While the youngest members of the club join through their school rowing programs, adult club members join via the Learn-to-Row programs. From there, they find rowing partners and join existing crews in order to train towards club and state regattas or simply enjoy the social side of the sport.
University student Elizabeth Roche (Lizzie) joined Riverway Rowing Club through a school training program and has never looked back.
“I’m hooked. I love that rowing is both technically and physically challenging and it’s a social as well as a competitive sport,” Lizzie says.
“Rowing engages almost every muscle in the body but it’s low impact, so it’s great for general fitness and overall toning and muscle strength.
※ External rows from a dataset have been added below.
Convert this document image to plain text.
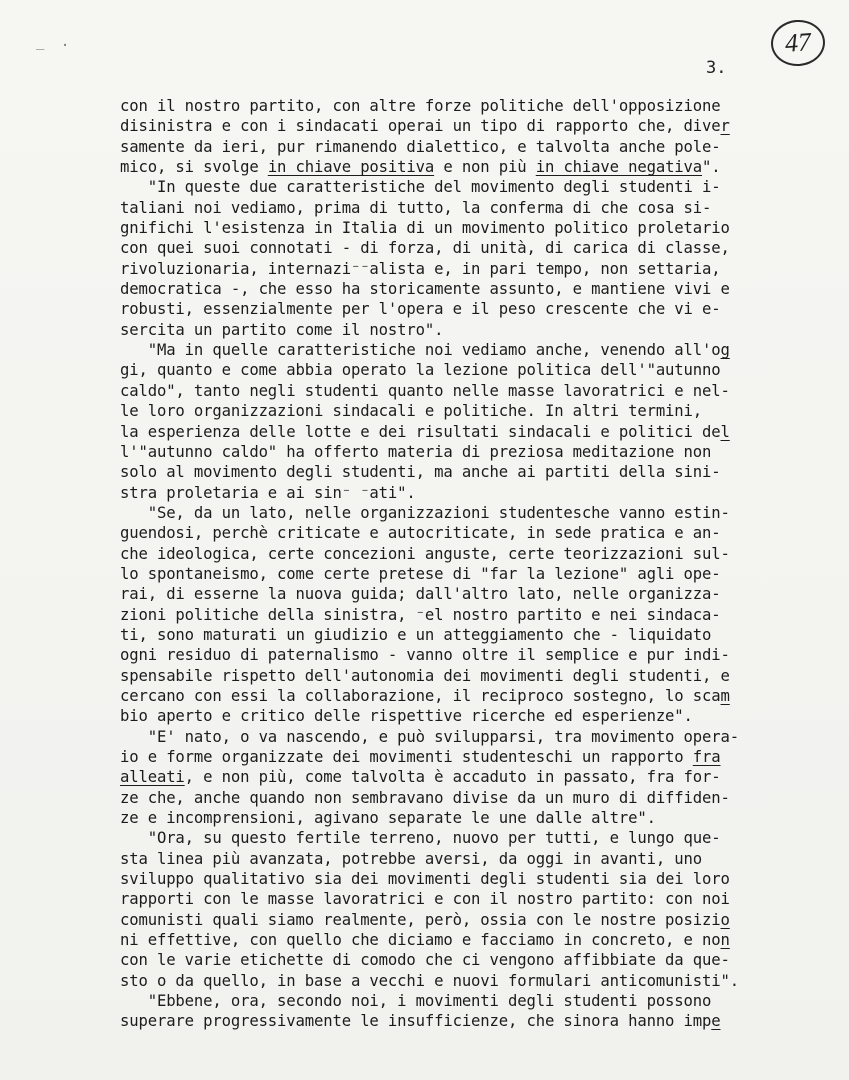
_ .	47
3.
con il nostro partito, con altre forze politiche dell'opposizione
disinistra e con i sindacati operai un tipo di rapporto che, diver
samente da ieri, pur rimanendo dialettico, e talvolta anche pole-
mico, si svolge in chiave positiva e non più in chiave negativa".
"In queste due caratteristiche del movimento degli studenti i-
taliani noi vediamo, prima di tutto, la conferma di che cosa si-
gnifichi l'esistenza in Italia di un movimento politico proletario
con quei suoi connotati - di forza, di unità, di carica di classe,
rivoluzionaria, internazi⁻⁻alista e, in pari tempo, non settaria,
democratica -, che esso ha storicamente assunto, e mantiene vivi e
robusti, essenzialmente per l'opera e il peso crescente che vi e-
sercita un partito come il nostro".
"Ma in quelle caratteristiche noi vediamo anche, venendo all'og
gi, quanto e come abbia operato la lezione politica dell'"autunno
caldo", tanto negli studenti quanto nelle masse lavoratrici e nel-
le loro organizzazioni sindacali e politiche. In altri termini,
la esperienza delle lotte e dei risultati sindacali e politici del
l'"autunno caldo" ha offerto materia di preziosa meditazione non
solo al movimento degli studenti, ma anche ai partiti della sini-
stra proletaria e ai sin⁻ ⁻ati".
"Se, da un lato, nelle organizzazioni studentesche vanno estin-
guendosi, perchè criticate e autocriticate, in sede pratica e an-
che ideologica, certe concezioni anguste, certe teorizzazioni sul-
lo spontaneismo, come certe pretese di "far la lezione" agli ope-
rai, di esserne la nuova guida; dall'altro lato, nelle organizza-
zioni politiche della sinistra, ⁻el nostro partito e nei sindaca-
ti, sono maturati un giudizio e un atteggiamento che - liquidato
ogni residuo di paternalismo - vanno oltre il semplice e pur indi-
spensabile rispetto dell'autonomia dei movimenti degli studenti, e
cercano con essi la collaborazione, il reciproco sostegno, lo scam
bio aperto e critico delle rispettive ricerche ed esperienze".
"E' nato, o va nascendo, e può svilupparsi, tra movimento opera-
io e forme organizzate dei movimenti studenteschi un rapporto fra
alleati, e non più, come talvolta è accaduto in passato, fra for-
ze che, anche quando non sembravano divise da un muro di diffiden-
ze e incomprensioni, agivano separate le une dalle altre".
"Ora, su questo fertile terreno, nuovo per tutti, e lungo que-
sta linea più avanzata, potrebbe aversi, da oggi in avanti, uno
sviluppo qualitativo sia dei movimenti degli studenti sia dei loro
rapporti con le masse lavoratrici e con il nostro partito: con noi
comunisti quali siamo realmente, però, ossia con le nostre posizio
ni effettive, con quello che diciamo e facciamo in concreto, e non
con le varie etichette di comodo che ci vengono affibbiate da que-
sto o da quello, in base a vecchi e nuovi formulari anticomunisti".
"Ebbene, ora, secondo noi, i movimenti degli studenti possono
superare progressivamente le insufficienze, che sinora hanno impe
“We’re often treated to stunning sunrises and the wildlife is teeming at dawn. It puts me in a good mood for the rest of the day.”
Following a suggestion from his wife that he give rowing a try, Wayne Roy joined the Riverway Rowing Club in 2010. Now Vice-President of the club, he says the rhythmic feeling of rowing draws you in.
“You develop a craving for attaining a rhythm that’s smooth, efficient and fast,” Wayne says.
“It’s a lot harder to achieve than it looks but for those who endure the positive addiction will prevail.”
So far, Wayne’s biggest personal success was winning all heats and finals in the three Men’s Masters Single local North Queensland regattas last year. He also enjoys coaching the Townsville Grammar School rowing team.
“It’s a pleasure to see others under instruction perform at a high standard,” he says.
“Whether you just want to enjoy a social row or you want to compete at world regattas, there’s a place for you in the Riverway Rowing Club.”
She only started rowing four years ago but Carolyn MacDonald has already progressed to rowing at state and national level.
“After years spent sitting on the bank watching my children make it look easy, I found out the hard way that rowing isn’t as easy as it looks,” Carolyn says.
“But there’s a certain satisfaction at being out on the water with a group of like-minded people at 5 o’clock in the morning and seeing the world waking up.”
Carolyn was voted in as the female club captain this year and last year competed as part of the North Queensland Masters eight and a reserve for the quad, which went on to compete as the Queensland Quad at national level.
“We’re heading away again at the end of the month to compete at the Queensland State Masters Championships,” Carolyn says.
“It’s the largest number of ladies from the club to make selection in the club’s history, with seven of us in the eight and three in the quad.”